This may not be concerning when it comes to baseball, but for Cavell it is deeply troubling to treat promising, and other moral forms of life, in the same manner: as if in response to any question raised about your conduct all you need to do is provide a piece of information or cite a rule to acquit yourself. As he puts it, “That moral conduct cannot be practised in that way, that you cannot become a moral champion in that way, and that no one can settle a moral conflict in the way umpires settle conflicts, is essential to the form of life that we call morality” (Cavell, 1999: 296). The issue is not that you can’t do what Rawls says. You can; and it is often justified to respond to a question about an action within a practice or institution by supplying information or a rule. But the consequence of doing so is to position your interlocutor as ignorant or incompetent. That means taking a stance that disqualifies the other as an equal partner in moral (and so too, in democratic) life. More generally, it means taking a proceduralist and rule-like approach to morality that misses—or worse, elides—the core opportunities and responsibilities of moral life.
Keep in mind that Cavell is criticizing the very young Rawls. This was Rawls well before “Rawls,” so to speak: before justice as fairness, before A Theory of Justice, and at a time when he was working for rather than against utilitarianism. Remarkably, however, the gist of Cavell's criticism is unchanged when he revisits Rawls in his later writings on moral perfectionism. He even confirms in his final published work which discusses Rawls that he finds “still to be pertinent” what he said some forty years earlier (Cavell, 2004: 173). After all those decades, and confirmed for him in A Theory of Justice, Cavell continues to find Rawls's conception of morality too proceduralist and his conception of moral encounter potentially moralistic.
In these later writings on moral perfectionism, Cavell seizes on a particular phrase from A Theory of Justice which, for him, encapsulates his worries. The phrase in question is Rawls's claim that a person can say, with fairness and justice, that his or her conduct and plan of life have been “above reproach” (Rawls, 1999a: 371). Here is how Cavell sets out the dispute: I am taking it that “above reproach” is something that is imagined as something serviceable to say (since to oneself) to another who questions your life plan, since that plan affects everyone whom you affect. In particular, I imagine that the claim, levelled against those who express resentment, is to be taken as formulating something that you can say to one (perhaps one who you have known all your life) who expresses resentment at your good fortune… The sense I get is that the claim is meant to work the way invoking rules works: your resentment shows you don’t know the rules of the game. That is what I hear “I am above reproach” to say. In imagining it as said to oneself Rawls takes it as a counter to misfortune. In imagining it said to others, I take it as a defence of fortunateness. (Cavell, 1990: 101–126; 2004: 177–178)

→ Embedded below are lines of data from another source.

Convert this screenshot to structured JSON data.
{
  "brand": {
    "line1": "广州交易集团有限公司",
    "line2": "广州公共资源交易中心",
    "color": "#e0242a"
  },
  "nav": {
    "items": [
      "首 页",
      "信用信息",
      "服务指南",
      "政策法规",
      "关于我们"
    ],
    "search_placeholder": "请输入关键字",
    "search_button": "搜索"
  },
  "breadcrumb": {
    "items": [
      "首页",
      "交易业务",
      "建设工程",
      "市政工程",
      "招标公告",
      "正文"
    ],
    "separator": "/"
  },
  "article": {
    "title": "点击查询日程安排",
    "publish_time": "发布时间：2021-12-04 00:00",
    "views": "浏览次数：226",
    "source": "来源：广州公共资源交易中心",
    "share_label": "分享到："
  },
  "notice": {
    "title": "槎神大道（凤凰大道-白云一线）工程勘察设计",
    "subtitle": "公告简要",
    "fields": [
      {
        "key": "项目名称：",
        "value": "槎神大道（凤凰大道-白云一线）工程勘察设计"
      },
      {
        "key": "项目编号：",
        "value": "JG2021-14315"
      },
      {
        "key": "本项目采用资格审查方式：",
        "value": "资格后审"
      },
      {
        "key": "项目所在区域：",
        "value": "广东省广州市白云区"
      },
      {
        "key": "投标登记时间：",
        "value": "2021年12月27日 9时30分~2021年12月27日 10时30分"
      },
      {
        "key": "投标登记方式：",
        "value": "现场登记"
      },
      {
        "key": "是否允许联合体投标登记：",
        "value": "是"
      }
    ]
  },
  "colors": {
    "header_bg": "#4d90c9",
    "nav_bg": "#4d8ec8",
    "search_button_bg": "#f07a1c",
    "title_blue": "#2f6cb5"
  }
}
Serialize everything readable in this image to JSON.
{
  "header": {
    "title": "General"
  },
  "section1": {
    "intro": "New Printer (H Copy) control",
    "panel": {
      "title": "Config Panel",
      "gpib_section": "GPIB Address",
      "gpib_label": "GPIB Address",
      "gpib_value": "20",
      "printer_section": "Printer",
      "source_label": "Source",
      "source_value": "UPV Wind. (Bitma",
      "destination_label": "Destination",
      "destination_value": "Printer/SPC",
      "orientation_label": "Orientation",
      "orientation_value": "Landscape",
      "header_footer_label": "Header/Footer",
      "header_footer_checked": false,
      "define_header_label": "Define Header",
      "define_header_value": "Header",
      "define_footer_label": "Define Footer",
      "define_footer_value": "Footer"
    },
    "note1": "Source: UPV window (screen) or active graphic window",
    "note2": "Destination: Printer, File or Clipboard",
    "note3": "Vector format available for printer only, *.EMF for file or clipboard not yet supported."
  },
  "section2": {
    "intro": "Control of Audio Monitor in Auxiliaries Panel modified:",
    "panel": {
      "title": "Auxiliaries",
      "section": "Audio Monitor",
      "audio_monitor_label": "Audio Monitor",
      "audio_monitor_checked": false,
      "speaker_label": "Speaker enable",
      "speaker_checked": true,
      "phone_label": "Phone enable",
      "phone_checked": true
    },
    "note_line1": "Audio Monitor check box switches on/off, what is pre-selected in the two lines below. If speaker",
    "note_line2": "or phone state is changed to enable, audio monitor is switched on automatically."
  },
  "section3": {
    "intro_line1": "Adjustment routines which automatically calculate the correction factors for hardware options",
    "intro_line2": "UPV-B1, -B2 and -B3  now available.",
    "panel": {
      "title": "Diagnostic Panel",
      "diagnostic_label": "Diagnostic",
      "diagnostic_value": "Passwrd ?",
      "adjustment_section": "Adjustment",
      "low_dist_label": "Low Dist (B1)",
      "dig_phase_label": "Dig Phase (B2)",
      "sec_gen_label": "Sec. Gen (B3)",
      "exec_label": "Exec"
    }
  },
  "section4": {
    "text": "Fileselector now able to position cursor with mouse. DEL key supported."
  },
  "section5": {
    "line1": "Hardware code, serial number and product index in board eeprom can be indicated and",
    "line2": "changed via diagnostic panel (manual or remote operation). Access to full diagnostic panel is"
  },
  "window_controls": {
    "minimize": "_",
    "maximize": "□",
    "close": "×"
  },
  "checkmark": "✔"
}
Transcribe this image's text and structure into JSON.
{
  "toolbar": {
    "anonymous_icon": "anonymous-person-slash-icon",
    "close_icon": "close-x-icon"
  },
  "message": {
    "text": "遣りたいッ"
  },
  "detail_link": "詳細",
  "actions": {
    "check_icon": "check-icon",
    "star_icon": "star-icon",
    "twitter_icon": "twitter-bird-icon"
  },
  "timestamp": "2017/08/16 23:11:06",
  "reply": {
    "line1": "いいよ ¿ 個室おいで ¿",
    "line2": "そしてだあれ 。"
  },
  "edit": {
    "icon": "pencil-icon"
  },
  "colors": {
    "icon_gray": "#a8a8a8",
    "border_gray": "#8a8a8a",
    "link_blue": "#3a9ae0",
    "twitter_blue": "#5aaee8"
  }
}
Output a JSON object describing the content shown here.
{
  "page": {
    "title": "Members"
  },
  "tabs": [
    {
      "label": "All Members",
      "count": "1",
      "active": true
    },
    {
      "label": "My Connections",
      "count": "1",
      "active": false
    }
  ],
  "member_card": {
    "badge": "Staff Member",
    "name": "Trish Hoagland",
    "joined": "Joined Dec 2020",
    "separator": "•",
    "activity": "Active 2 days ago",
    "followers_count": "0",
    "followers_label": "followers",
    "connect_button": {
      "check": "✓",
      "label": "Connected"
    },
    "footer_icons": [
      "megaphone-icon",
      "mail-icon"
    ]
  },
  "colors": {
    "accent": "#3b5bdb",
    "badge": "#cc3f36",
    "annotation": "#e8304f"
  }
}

To speak frankly, this is an unwarranted and ungenerous reading of Rawls. It is unwarranted because, as Cavell himself acknowledges here and elsewhere, when Rawls introduces and discusses the phrase “above reproach” it is in the context of someone saying it to him or herself to relieve the guilt of having their plan of life go awry. It is a self-soothing statement to take the sting out of circumstances beyond one's control. “I am above reproach” is explicitly not uttered by one person to another. Nor, despite Cavell's interpretation, is it said to oneself in defence of one's privilege. This illocution is meant to console one's misfortune, rather than to vindicate one's advantage. And so, in trying to align “above reproach” with the moralism Cavell perceives in “Two Concepts of Rules,” he takes this phrase out of its language game. He makes Rawls say something he never intended and which the text of A Theory of Justice does not support.
I am not the first to point out the license Cavell takes in reading “above reproach” as inter-subjective (rather than intra-subjective) and as a vindication (rather than as a consolation). As Andrew Norris states, “To move from [Rawls's] concern with “self-reproach” to the issues that concern Cavell is not to make explicit what is initially only implicit, but to change the topic altogether” (Norris, 2017: 126). But even as strong an interpreter as Norris concedes the bigger point to Cavell: yes, his reading of the specific phrase “above reproach” is amiss, but he's still right to fault the overall “rationalism and proceduralism” of Rawls's moral and political philosophy (Norris, 2017: 2, 127–130). This I take to be an ungenerous reading of Rawls by Cavell (and so too by Norris, but this is less pressing for me), and the purpose of this article is to explain why. The short version is that Rawls's conception of morality, and so too of subjectivity and democracy, complements Cavell's own. It might even be called perfectionist.
Rawls on Cavell
Given that Rawls never published a reply to Cavell, we might think he did not pay any mind to his criticisms. That would be incorrect. When we consult Rawls's personal papers archived at Harvard University it is clear that he was deeply interested in what Cavell had to say. He met with friends and (then) students of Cavell's to get a better handle on the issues, including Burton Dreben, James Conant, Daniel Conway, and Eli Friedlander. He met twice with Cavell to discuss moral perfectionism and drafts of Chapters 1 and 3 of Conditions Handsome and Unhandsome (Rawls, 1989, see also Cavell, 1990: xxii).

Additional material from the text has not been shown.